Le changelin eut un soupir compatissant, il caressa la tête de Tortosa.

— Tosa, c’est un mage. Il est en mesure d’identifier celui qui… a fait ça.

— J’ai tout fait pour les sauver ! Tout ! s’écria-t-elle brusquement.

Avec une douceur infinie, le Myosotis la prit dans ses bras et la caressa avec précaution. La chatte-ailée n’eut pas la force de protester. Elle enfouit le museau dans le creux de son coude. Elle resta silencieuse pendant plusieurs secondes avant de ronronner doucement, comme le font parfois les chats pour s’apaiser eux-mêmes. La tension dans les épaules du changelin diminua aussi. Il ne cessa de la caresser et de la gratouiller entre les oreilles jusqu’à ce que son museau émerge de nouveau.
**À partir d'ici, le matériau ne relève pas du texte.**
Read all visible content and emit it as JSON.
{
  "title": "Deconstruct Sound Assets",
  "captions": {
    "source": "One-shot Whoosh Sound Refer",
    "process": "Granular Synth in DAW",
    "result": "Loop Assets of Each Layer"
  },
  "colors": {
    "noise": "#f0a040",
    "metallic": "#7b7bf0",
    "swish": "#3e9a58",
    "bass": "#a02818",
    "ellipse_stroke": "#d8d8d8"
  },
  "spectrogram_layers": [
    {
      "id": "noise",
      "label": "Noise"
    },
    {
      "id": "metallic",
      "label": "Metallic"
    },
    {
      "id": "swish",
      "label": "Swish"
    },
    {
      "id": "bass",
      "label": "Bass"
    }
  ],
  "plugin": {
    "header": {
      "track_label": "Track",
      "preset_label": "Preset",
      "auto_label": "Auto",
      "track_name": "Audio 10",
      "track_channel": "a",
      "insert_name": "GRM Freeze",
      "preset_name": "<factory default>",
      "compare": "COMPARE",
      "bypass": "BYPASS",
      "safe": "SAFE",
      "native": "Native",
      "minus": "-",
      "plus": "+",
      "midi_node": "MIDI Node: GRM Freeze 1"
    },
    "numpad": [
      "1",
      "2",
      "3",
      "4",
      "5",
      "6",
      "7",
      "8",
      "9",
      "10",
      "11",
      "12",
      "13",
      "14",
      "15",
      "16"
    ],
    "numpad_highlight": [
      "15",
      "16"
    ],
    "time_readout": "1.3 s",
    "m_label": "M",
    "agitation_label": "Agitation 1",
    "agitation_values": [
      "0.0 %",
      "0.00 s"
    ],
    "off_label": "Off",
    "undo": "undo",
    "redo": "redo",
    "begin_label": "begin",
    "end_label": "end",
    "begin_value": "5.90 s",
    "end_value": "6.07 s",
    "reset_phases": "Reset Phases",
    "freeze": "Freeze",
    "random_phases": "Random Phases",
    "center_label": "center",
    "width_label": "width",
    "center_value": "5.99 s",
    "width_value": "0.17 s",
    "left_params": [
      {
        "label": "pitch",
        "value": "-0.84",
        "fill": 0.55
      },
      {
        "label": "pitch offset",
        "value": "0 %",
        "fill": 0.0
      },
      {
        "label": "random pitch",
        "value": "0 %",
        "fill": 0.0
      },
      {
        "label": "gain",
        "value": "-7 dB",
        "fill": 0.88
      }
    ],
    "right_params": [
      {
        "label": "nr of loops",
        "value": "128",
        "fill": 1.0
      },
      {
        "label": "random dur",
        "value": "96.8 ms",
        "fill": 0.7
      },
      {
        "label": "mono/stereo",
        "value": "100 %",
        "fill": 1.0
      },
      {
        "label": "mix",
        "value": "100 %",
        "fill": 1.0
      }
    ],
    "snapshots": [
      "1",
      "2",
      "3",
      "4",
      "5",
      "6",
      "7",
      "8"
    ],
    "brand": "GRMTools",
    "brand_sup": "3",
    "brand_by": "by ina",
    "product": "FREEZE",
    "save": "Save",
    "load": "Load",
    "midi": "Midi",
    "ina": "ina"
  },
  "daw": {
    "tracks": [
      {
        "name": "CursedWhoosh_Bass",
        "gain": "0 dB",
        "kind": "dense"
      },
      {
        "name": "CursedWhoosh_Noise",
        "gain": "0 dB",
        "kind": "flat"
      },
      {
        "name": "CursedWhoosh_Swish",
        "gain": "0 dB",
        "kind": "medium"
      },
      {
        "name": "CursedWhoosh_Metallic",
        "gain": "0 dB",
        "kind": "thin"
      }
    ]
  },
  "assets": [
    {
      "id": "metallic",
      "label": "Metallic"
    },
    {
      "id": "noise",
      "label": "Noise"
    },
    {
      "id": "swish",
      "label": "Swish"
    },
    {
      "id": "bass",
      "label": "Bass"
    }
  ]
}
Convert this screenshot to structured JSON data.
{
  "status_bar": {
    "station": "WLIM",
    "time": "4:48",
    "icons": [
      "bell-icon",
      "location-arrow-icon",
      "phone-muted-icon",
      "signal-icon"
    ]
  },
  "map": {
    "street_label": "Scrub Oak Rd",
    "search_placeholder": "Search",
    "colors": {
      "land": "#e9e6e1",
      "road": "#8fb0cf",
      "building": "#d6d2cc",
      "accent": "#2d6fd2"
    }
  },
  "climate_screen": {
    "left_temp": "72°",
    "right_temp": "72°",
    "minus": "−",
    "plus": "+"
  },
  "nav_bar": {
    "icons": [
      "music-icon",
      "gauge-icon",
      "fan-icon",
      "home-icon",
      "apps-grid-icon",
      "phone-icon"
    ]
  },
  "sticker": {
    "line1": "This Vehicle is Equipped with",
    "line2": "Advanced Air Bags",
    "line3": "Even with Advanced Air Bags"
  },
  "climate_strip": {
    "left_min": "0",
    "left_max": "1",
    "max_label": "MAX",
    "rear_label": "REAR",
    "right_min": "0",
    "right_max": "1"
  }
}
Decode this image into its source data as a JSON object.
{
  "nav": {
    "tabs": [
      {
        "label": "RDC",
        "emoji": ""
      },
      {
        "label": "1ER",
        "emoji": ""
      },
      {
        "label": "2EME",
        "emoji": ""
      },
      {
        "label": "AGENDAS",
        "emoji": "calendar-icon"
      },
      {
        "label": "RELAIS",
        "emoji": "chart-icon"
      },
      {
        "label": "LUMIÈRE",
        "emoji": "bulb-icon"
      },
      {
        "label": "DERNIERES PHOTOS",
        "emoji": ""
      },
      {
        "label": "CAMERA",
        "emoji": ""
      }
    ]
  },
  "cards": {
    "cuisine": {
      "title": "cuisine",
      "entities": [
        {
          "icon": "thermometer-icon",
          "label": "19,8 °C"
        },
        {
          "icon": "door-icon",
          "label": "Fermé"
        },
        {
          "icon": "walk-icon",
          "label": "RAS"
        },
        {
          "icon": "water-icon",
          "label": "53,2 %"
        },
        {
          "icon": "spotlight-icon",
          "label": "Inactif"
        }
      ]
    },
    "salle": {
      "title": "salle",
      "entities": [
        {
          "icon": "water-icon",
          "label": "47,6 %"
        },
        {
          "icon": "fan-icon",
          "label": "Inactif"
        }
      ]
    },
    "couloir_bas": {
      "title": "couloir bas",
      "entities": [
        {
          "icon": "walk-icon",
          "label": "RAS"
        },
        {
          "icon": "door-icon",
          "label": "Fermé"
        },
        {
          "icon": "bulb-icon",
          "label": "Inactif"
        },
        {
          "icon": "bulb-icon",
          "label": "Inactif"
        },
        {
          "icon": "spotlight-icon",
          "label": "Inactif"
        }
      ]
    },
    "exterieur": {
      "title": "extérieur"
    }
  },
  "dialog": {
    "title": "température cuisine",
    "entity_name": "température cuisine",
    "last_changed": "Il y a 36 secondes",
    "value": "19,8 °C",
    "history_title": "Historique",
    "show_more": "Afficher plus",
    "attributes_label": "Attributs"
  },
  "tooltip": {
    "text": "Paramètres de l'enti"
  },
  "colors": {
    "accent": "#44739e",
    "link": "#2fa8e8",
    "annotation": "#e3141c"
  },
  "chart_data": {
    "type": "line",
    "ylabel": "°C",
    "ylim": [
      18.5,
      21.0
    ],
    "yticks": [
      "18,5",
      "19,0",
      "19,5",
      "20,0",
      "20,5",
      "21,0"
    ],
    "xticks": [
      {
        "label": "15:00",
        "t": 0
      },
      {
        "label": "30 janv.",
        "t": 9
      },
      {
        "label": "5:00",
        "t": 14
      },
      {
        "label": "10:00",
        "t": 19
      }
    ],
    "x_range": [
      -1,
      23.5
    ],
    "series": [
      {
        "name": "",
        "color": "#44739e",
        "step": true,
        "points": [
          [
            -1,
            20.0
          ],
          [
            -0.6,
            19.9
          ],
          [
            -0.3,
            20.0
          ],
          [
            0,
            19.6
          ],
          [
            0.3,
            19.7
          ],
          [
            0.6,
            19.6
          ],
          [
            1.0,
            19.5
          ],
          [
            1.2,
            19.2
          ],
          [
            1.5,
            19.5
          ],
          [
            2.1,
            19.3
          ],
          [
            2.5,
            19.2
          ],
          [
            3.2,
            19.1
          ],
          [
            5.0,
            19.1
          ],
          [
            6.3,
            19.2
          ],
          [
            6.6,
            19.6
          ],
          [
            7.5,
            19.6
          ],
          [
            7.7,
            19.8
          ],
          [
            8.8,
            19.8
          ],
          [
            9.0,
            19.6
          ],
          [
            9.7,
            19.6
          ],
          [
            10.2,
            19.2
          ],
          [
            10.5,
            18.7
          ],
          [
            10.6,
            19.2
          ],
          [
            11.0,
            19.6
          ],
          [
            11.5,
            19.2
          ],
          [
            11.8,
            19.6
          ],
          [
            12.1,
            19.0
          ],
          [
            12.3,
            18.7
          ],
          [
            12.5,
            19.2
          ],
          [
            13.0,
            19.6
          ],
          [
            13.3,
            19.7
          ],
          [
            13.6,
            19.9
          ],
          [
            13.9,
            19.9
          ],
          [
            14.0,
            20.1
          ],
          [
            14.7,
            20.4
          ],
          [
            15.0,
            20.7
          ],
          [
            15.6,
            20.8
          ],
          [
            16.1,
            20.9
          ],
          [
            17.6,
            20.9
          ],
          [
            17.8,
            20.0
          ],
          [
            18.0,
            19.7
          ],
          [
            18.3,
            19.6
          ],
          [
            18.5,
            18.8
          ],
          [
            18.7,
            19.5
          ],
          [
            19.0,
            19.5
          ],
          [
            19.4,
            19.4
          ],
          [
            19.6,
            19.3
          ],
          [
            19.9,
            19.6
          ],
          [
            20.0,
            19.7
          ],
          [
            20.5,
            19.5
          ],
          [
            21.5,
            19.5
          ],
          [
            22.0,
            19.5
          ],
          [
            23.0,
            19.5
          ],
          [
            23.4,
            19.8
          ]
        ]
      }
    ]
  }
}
Tortosa livra enfin son témoignage.

****

Joseph se leva à l’aube. La nuit avait été longue, riche en débats autour de plusieurs pistes et solutions. Dans les faits, le colosse n’avait pas vraiment participé. Il était d’accord avec la prise de position du Myosotis, quant à comment gérer la situation, il se sentait dépassé. Il faisait confiance à Tortosa pour trouver une solution.

Il avait néanmoins prévu que le groupe aurait besoin d’énergie au réveil. En conséquence Joseph avait préparé un café dont l’arôme emplissait la petite masure. Dehors, la brume matinale s’effilochait, recouvrait le sol, s’attachait aux buissons et aux herbes folles. Le colosse appréciait cette paix, ce moment de calme. Il ne lui restait plus qu’à sortir les petits pains du four à bois et en profiter avec un bon livre.

— Ton café est savoureux Joseph, aurais-tu la gentillesse de m’apporter l’un de ces délicieux petits pains ? Avec de la confiture, ce sera fameux !

Le colosse sursauta et fit volteface. Il découvrit, assis dans le siège de Tortosa, un homme vêtu d’un costume de lin noir. Il jouait avec une canne en ébène au pommeau d’argent orné d’une onyx luisante entre les crocs d’un serpent. Son visage, en partie dissimulé par un demi masque de cuir noir, affichait un sourire glacé. L'œil sous le masque semblait barré de morceaux de chair en partie fondue.

— Qu… qu… qu…

Agacé, l’intrus eut un geste de la main qui fit voleter un petit pain jusqu’à la table.

— Va chercher Tortosa, stupide bègue.

Joseph tremblait de tout son corps, il devait alerter les autres, leur laisser le temps de fuir face à ce mage noir. Le colosse ne pouvait compter que sur sa force, qui ne lui avait jamais fait défaut. Il fonça droit sur la menace en hurlant. L’intrus brandit son bras vers lui sans ciller. Il prononça une formule qui fit naître des billes de laves au bout de ses doigts. Il les projeta vers Joseph et l’atteignit en pleine poitrine. Le colosse s’effondra au sol.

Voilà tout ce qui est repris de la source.